Fırat-Dicle su havzalarıyla, enerji ve petrol kaynakları üzerinden yürüyen güç ve şiddet dolu mücadelenin sonunda; Büyük Kürdistan ve Büyük İsrail hedeflerinin gerçekleşmesini ümit edenler muhakkak kaybedecekler.

TBMM’de geçen hafta kabul edilen 4’üncü yargı paketiyle hukukumuz çok daha güçlenecek, adalet çok daha perçinlenecektir.

Cumhur İttifakı geleceğe yürürken, ayak bağı olanlar demokratik yollarla kenara itilecektir.

Bunu Türk milleti başaracaktır.

Bu milletin yürüyüşünü durduramazlar.

Bu millete zemzem diye zehir içiremezler.

Bu milleti zillete mahkum edemezler.

Cumhur İttifakı güvencedir, Cumhur İttifakı milli bekanın burcu, düşmeyecek kalesidir.

Son olarak diyeceğim şunlardır:

TBMM bu hafta içinde çalışmalarına aksi bir durum olmadıktan sonra 1 Ekim’e kadar ara verecektir.

Ancak siyasette ara olmadığını, tatile yer bulunmadığını sizler gayet iyi bilmektesiniz.

Hepinizden beklentim, KOVİD-19 şartlarına dikkat ederek, kurallara harfiyen uyarak seçim bölgelerinizde her insanımıza ulaşmanızdır.

Her eli tutunuz, her haneye giriniz, ülkemizin üzerinde oynanan oyunları birer birer anlatınız.

Bahane istemiyorum, yılgınlık istemiyorum, oyalanma istemiyorum.

Cumhurbaşkanı ve Milletvekili Genel Seçimleri 2023 yılının Haziran ayında yapılacaktır.

Erken seçim yaygarası koparanları kendi hallerine terk edin, muhatap dahi almayın, varsın onlar kendi hayal dünyalarında seçim diye tuttursunlar, biz işimize bakalım, milletimize bakalım, ülkemize bakalım, Türkiye için üstlendiğimiz sorumlulukları harfiyen icra edelim.
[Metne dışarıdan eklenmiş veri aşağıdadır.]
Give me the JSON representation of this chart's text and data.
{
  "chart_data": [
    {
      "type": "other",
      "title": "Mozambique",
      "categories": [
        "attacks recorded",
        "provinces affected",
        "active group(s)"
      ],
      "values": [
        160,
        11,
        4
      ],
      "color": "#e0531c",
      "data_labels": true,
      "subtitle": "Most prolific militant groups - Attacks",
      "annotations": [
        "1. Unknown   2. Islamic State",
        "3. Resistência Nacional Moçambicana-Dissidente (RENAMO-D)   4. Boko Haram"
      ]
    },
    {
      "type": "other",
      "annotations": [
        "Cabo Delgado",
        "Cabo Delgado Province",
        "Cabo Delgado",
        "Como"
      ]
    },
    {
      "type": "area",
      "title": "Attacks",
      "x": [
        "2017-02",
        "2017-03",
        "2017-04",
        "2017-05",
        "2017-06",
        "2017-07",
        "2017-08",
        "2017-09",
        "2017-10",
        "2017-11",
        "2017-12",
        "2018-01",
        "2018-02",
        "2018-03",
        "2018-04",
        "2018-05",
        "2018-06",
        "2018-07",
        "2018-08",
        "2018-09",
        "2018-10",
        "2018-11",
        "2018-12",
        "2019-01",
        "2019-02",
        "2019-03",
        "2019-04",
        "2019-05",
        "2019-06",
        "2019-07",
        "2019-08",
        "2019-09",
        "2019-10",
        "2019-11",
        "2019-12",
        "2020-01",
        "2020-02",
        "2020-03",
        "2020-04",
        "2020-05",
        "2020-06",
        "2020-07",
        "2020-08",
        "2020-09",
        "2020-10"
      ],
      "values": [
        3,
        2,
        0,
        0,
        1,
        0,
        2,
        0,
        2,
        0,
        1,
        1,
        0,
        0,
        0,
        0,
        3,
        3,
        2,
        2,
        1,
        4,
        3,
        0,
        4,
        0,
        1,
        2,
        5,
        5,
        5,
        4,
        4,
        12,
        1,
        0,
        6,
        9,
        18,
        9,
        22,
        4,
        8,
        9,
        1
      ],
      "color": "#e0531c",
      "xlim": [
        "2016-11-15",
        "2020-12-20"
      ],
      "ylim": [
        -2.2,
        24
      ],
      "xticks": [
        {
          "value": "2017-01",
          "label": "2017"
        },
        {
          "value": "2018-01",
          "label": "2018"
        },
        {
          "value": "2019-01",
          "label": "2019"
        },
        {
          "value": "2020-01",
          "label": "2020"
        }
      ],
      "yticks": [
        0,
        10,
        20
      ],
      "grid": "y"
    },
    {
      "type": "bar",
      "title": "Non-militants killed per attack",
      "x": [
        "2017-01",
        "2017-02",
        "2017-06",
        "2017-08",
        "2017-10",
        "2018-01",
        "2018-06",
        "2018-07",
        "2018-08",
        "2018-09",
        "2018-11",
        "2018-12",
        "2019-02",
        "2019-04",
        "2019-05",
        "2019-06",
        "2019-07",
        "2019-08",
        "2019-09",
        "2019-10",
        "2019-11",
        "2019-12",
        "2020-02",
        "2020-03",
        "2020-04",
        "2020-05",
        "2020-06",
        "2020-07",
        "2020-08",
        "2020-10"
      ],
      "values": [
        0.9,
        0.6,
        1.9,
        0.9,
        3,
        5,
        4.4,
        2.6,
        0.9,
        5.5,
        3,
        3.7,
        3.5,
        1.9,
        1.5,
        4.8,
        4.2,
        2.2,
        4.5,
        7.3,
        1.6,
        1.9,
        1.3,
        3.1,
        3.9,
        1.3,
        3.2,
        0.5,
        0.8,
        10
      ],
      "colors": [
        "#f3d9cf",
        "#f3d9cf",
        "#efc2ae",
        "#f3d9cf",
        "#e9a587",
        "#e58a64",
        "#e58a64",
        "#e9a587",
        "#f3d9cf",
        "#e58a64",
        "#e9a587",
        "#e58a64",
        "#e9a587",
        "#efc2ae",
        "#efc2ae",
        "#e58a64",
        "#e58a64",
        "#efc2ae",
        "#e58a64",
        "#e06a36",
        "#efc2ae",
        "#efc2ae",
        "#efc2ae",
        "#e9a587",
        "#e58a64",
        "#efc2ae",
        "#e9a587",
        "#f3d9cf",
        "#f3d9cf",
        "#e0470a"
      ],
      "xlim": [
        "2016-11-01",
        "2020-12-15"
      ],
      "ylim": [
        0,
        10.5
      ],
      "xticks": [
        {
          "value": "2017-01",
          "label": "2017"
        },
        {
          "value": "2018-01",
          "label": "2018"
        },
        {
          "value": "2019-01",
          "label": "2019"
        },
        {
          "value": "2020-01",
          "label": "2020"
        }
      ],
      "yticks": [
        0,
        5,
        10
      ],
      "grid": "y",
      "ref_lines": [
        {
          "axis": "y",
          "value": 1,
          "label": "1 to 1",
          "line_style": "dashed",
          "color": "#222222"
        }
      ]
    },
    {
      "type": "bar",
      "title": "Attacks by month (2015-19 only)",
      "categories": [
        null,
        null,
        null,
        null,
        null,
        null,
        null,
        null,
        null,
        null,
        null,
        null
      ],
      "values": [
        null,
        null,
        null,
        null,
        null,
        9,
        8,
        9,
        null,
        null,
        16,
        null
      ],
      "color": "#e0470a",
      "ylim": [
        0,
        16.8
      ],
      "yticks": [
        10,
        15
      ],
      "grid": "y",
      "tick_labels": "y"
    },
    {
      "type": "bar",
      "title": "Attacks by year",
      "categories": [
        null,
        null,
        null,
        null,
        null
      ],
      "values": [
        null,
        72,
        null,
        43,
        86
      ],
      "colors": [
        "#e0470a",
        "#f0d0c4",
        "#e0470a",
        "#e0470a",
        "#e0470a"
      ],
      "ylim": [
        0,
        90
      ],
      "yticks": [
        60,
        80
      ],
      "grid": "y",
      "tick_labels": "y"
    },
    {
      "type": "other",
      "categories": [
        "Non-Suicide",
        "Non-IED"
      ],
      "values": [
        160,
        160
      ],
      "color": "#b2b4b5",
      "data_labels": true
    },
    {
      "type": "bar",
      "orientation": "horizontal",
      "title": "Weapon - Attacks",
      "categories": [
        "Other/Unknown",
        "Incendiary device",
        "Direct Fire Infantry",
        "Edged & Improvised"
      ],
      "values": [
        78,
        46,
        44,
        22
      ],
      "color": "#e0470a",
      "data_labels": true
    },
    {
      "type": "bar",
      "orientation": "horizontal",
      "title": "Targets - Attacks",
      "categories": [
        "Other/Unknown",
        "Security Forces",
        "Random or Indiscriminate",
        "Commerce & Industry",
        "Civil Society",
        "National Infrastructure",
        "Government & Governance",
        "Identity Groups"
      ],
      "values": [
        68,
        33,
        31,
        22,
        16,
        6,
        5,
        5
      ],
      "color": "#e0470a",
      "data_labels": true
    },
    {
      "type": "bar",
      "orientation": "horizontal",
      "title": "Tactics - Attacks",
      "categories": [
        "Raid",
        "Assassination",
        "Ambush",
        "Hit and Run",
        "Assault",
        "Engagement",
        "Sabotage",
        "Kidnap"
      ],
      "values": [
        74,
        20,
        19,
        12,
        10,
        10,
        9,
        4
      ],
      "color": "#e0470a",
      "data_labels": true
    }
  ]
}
Milliyetçi Hareket Partisi’ni küçümseyip kasti şekilde oy oranlarının düştüğünü söyleyenlere anyayı da konyayı da gösterelim.

Unutmayınız ki, birlikte başaracağız.

Tuzakları beraberce bozacağız.

2023 yılında lider ülke Türkiye’ye ulaşacağız.

El birliği yapacağız, güç birliği yapacağız, Türkiye’ye zırh olacağız.

Bu duygu ve düşüncelerle, 15 Temmuz’da şehit olan vatan evlatlarımıza, terörle mücadelede şehit düşen kahramanlarımıza, KOVİD-19 hastalığından dolayı hayatlarını kaybetmiş vatandaşlarımıza Cenab-ı Allah’tan rahmetler niyaz ediyorum.

Gazilerimize uzun ve sağlıklı bir ömür temenni ediyorum.

Şu anda tedavi altında olan tüm kardeşlerimize şifalar diliyorum.

Önümüzdeki hafta karşılayacağımız Mübarek Kurban Bayramı münasebetiyle, siz değerli milletvekili arkadaşlarımın, aziz milletimin ve Türk-İslam aleminin Kurban Bayramı’nı şimdiden kutluyorum.